The Budget and the Bomb

Today's top nuclear policy stories, with excerpts in bullet form.

Stories we're following today: Thursday, August 4, 2011.

GOP Candidates, What Do You Say About Savings in Military Budget? - Greg Thielmann in the Des Moines Register [link]

  • ... even as [Republican presidential candidates] call for ever deeper budget cuts, they have been reluctant to look at trimming the $27 billion annual cost of operating and maintaining our bloated Cold War nuclear arsenal and the $125 billion planned for building new weapons in the decade ahead.
  • The potential impact of fiscal policy on defense programs was highlighted last year by Admiral Mike Mullen, chairman of the Joint Chiefs of Staff, when he said, “the single biggest threat to our national security is our debt.”
  • Candidates who aspire to lead the nation need to be able to explain the connection between fiscal and security challenges.

Why Defense Spending Should Be Cut - Fareed Zakaria in The Washington Post [link]

  • Most experts estimate that the defense budget would lose $600 billion to $700 billion over the next 10 years [from the debt deal]. If so, let the guillotine fall. It would be a much-needed adjustment to an out-of-control military-industrial complex.
  • Lawrence Korb, who worked at the Pentagon for Ronald Reagan, believes that a $1 trillion cut over 10 to 12 years is feasible without compromising national security.
  • Defense budget cuts would also force a healthy rebalancing of American foreign policy [between military and non-military programs].

The March Toward a Nuclear Iran - Ray Takeyh in The Washington Post [link]

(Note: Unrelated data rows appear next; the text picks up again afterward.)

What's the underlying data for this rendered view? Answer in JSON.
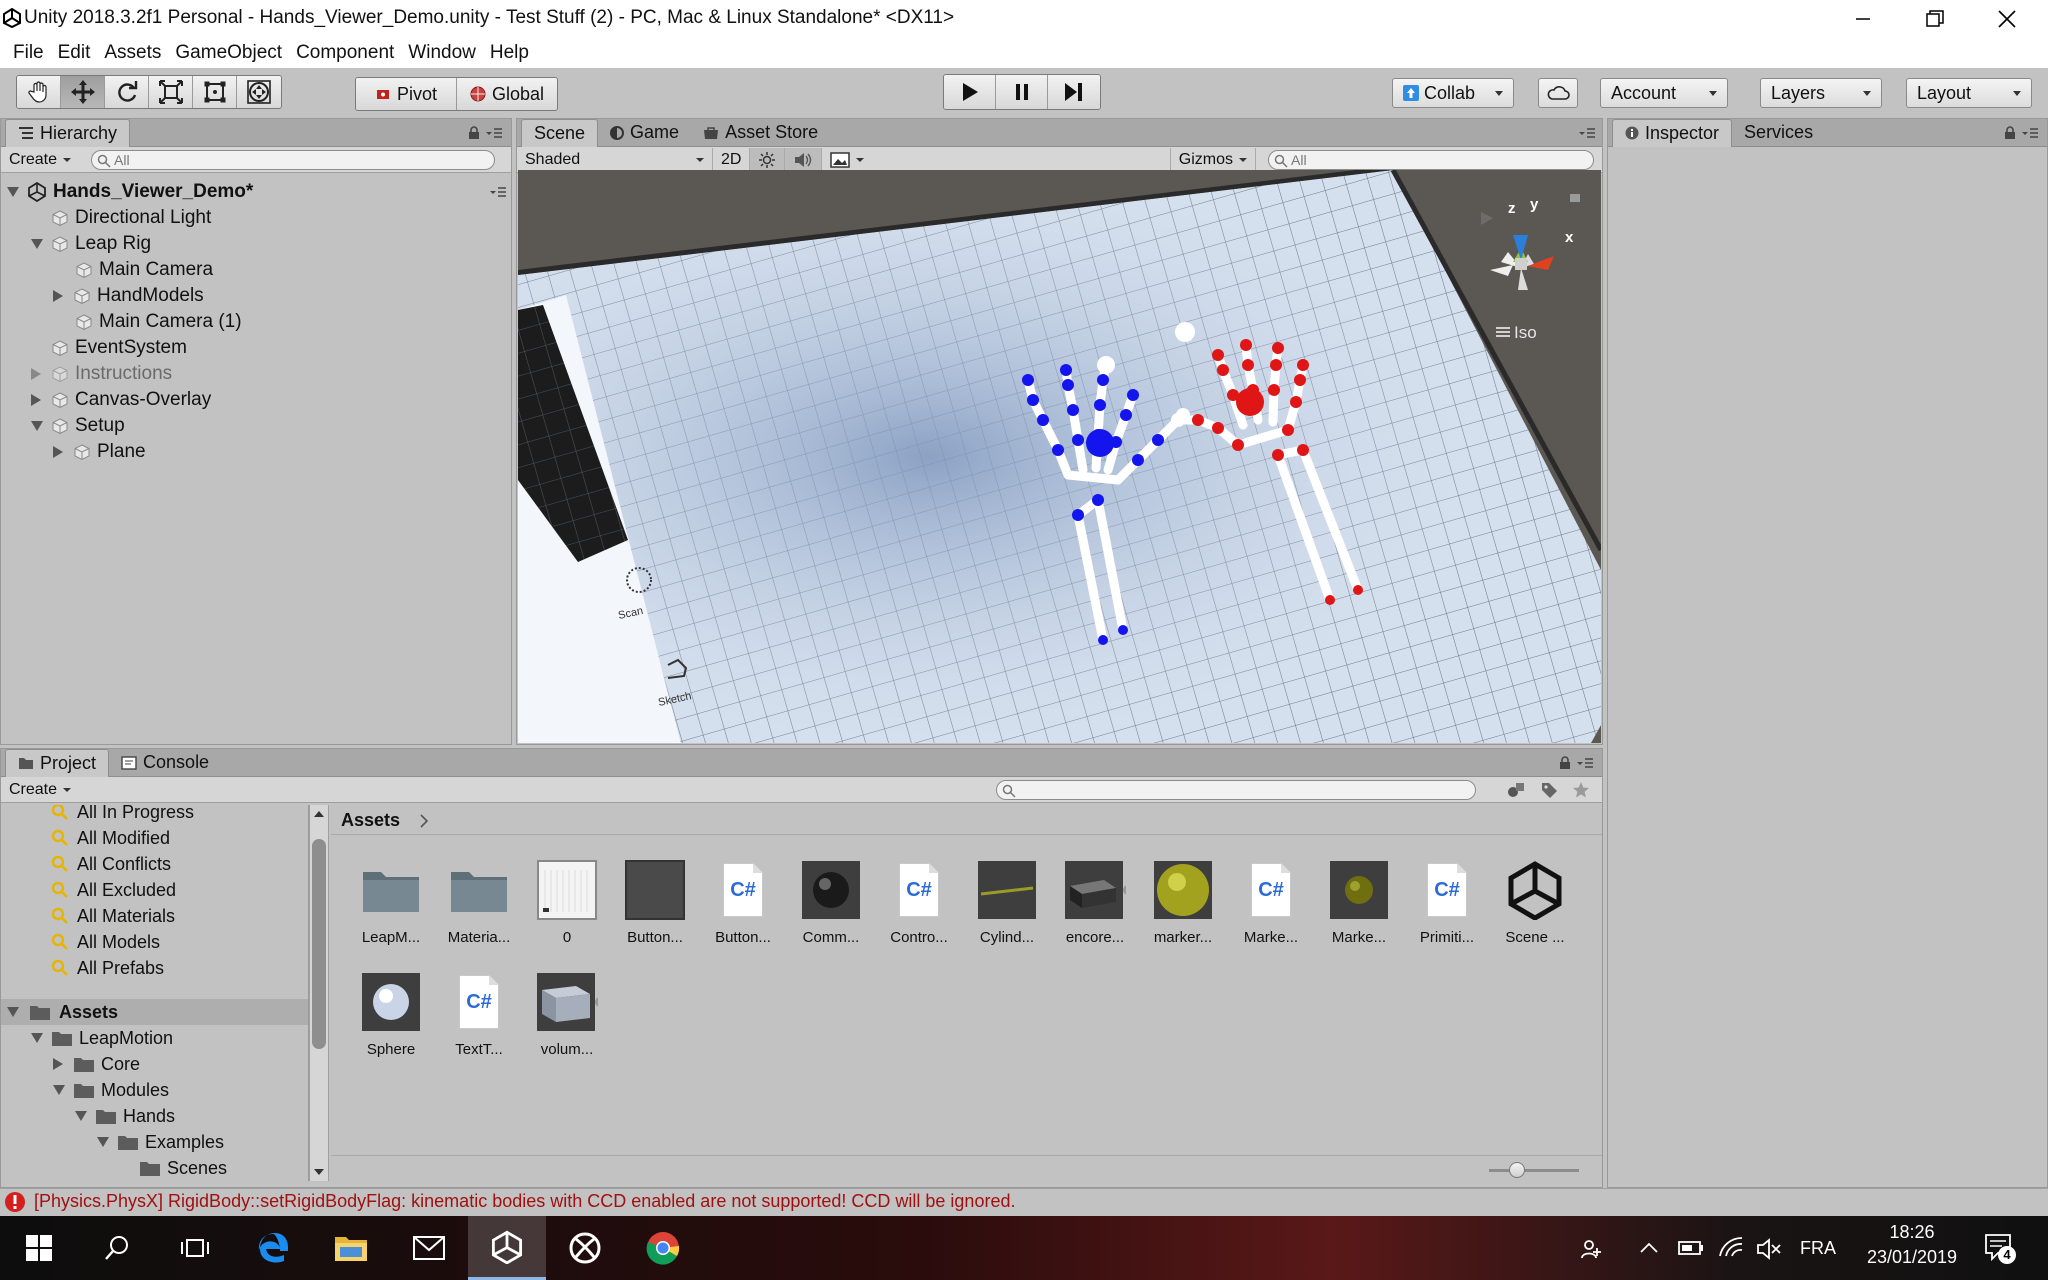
{
  "window": {
    "title": "Unity 2018.3.2f1 Personal - Hands_Viewer_Demo.unity - Test Stuff (2) - PC, Mac & Linux Standalone* <DX11>"
  },
  "menu": [
    "File",
    "Edit",
    "Assets",
    "GameObject",
    "Component",
    "Window",
    "Help"
  ],
  "toolbar": {
    "pivot": "Pivot",
    "global": "Global",
    "collab": "Collab",
    "account": "Account",
    "layers": "Layers",
    "layout": "Layout"
  },
  "hierarchy": {
    "tab": "Hierarchy",
    "create": "Create",
    "search_placeholder": "All",
    "scene_name": "Hands_Viewer_Demo*",
    "items": [
      {
        "label": "Directional Light"
      },
      {
        "label": "Leap Rig"
      },
      {
        "label": "Main Camera"
      },
      {
        "label": "HandModels"
      },
      {
        "label": "Main Camera (1)"
      },
      {
        "label": "EventSystem"
      },
      {
        "label": "Instructions"
      },
      {
        "label": "Canvas-Overlay"
      },
      {
        "label": "Setup"
      },
      {
        "label": "Plane"
      }
    ]
  },
  "scene": {
    "tabs": [
      "Scene",
      "Game",
      "Asset Store"
    ],
    "shading": "Shaded",
    "mode_2d": "2D",
    "gizmos": "Gizmos",
    "search_placeholder": "All",
    "iso": "Iso",
    "axis_x": "x",
    "axis_y": "y",
    "axis_z": "z",
    "label_scan": "Scan",
    "label_sketch": "Sketch"
  },
  "inspector": {
    "tabs": [
      "Inspector",
      "Services"
    ]
  },
  "project": {
    "tabs": [
      "Project",
      "Console"
    ],
    "create": "Create",
    "favorites": [
      "All In Progress",
      "All Modified",
      "All Conflicts",
      "All Excluded",
      "All Materials",
      "All Models",
      "All Prefabs"
    ],
    "tree": [
      "Assets",
      "LeapMotion",
      "Core",
      "Modules",
      "Hands",
      "Examples",
      "Scenes"
    ],
    "breadcrumb": "Assets",
    "assets": [
      {
        "label": "LeapM...",
        "kind": "folder"
      },
      {
        "label": "Materia...",
        "kind": "folder"
      },
      {
        "label": "0",
        "kind": "texture"
      },
      {
        "label": "Button...",
        "kind": "dark"
      },
      {
        "label": "Button...",
        "kind": "script"
      },
      {
        "label": "Comm...",
        "kind": "sphere-dark"
      },
      {
        "label": "Contro...",
        "kind": "script"
      },
      {
        "label": "Cylind...",
        "kind": "line"
      },
      {
        "label": "encore...",
        "kind": "box"
      },
      {
        "label": "marker...",
        "kind": "sphere-olive"
      },
      {
        "label": "Marke...",
        "kind": "script"
      },
      {
        "label": "Marke...",
        "kind": "sphere-small"
      },
      {
        "label": "Primiti...",
        "kind": "script"
      },
      {
        "label": "Scene ...",
        "kind": "unity"
      },
      {
        "label": "Sphere",
        "kind": "sphere-white"
      },
      {
        "label": "TextT...",
        "kind": "script"
      },
      {
        "label": "volum...",
        "kind": "volume"
      }
    ]
  },
  "status": {
    "message": "[Physics.PhysX] RigidBody::setRigidBodyFlag: kinematic bodies with CCD enabled are not supported! CCD will be ignored."
  },
  "taskbar": {
    "language": "FRA",
    "time": "18:26",
    "date": "23/01/2019",
    "notifications": "4"
  }
}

  • Iran’s scientific infrastructure has grown in sophistication and capability in the past two decades.
  • Iran’s scientists have emerged as strong nationalists determined to transcend fractious politics and provide their country the full spectrum of technological discovery, including advances in nuclear science … and, in the process, provide the mullahs with the means of building the bomb.
  • An aggressive theocracy armed with the bomb will cast a dangerous shadow over the region’s political transition, but the consequences will not be limited to the Middle East … neither the turbulent order of the Middle East nor the partisan politics of Washington can afford an Islamic Republic armed with nuclear weapons.

Iran Claims Progress Speeding Nuclear Program - Jay Solomon in The Wall Streeet Journal [link]

  • ... the Atomic Energy Organization of Iran has notified United Nations inspectors that it has begun deploying what are described as second- and third-generation centrifuges at its uranium-enrichment facility in the city of Natanz
  • The more-advanced centrifuges, called IR-2Ms and IR-4s, are believed to be capable of enriching uranium at rates three times as fast as those Tehran currently uses, the IR-1s.
  • Tehran has also said that it plans to set up these advanced machines at an underground uranium-enrichment site...near the holy city of Qom
  • "[Iran] like[s] to give the impression that they've made more advances than they have," said a senior U.S. official. "I think the progress they are making is more rhetorical than real."

World Is Learning: No Nuclear Is Safe Nuclear - Ray Cunnington in The Hamilton Spectator [link]

  • As … Desmond Tutu says: “The nuclear power crisis in Japan’s Fukushima power plant has served as a dreadful reminder that events thought unlikely can and do happen. But it must not take another Hiroshima or Nagasaki … before (some leaders) finally wake up and recognize the urgent necessity of nuclear disarmament.”
  • … nuclear catastrophes, through accident, miscalculation or terrorism, cannot be eliminated without recognizing that nuclear power reactors have a close connection to atomic weapons.
  • It is an inconvenient truth about physics that the splitting of the atom inside a nuclear reactor not only creates heat, but also produces plutonium, which … can be used to build bombs.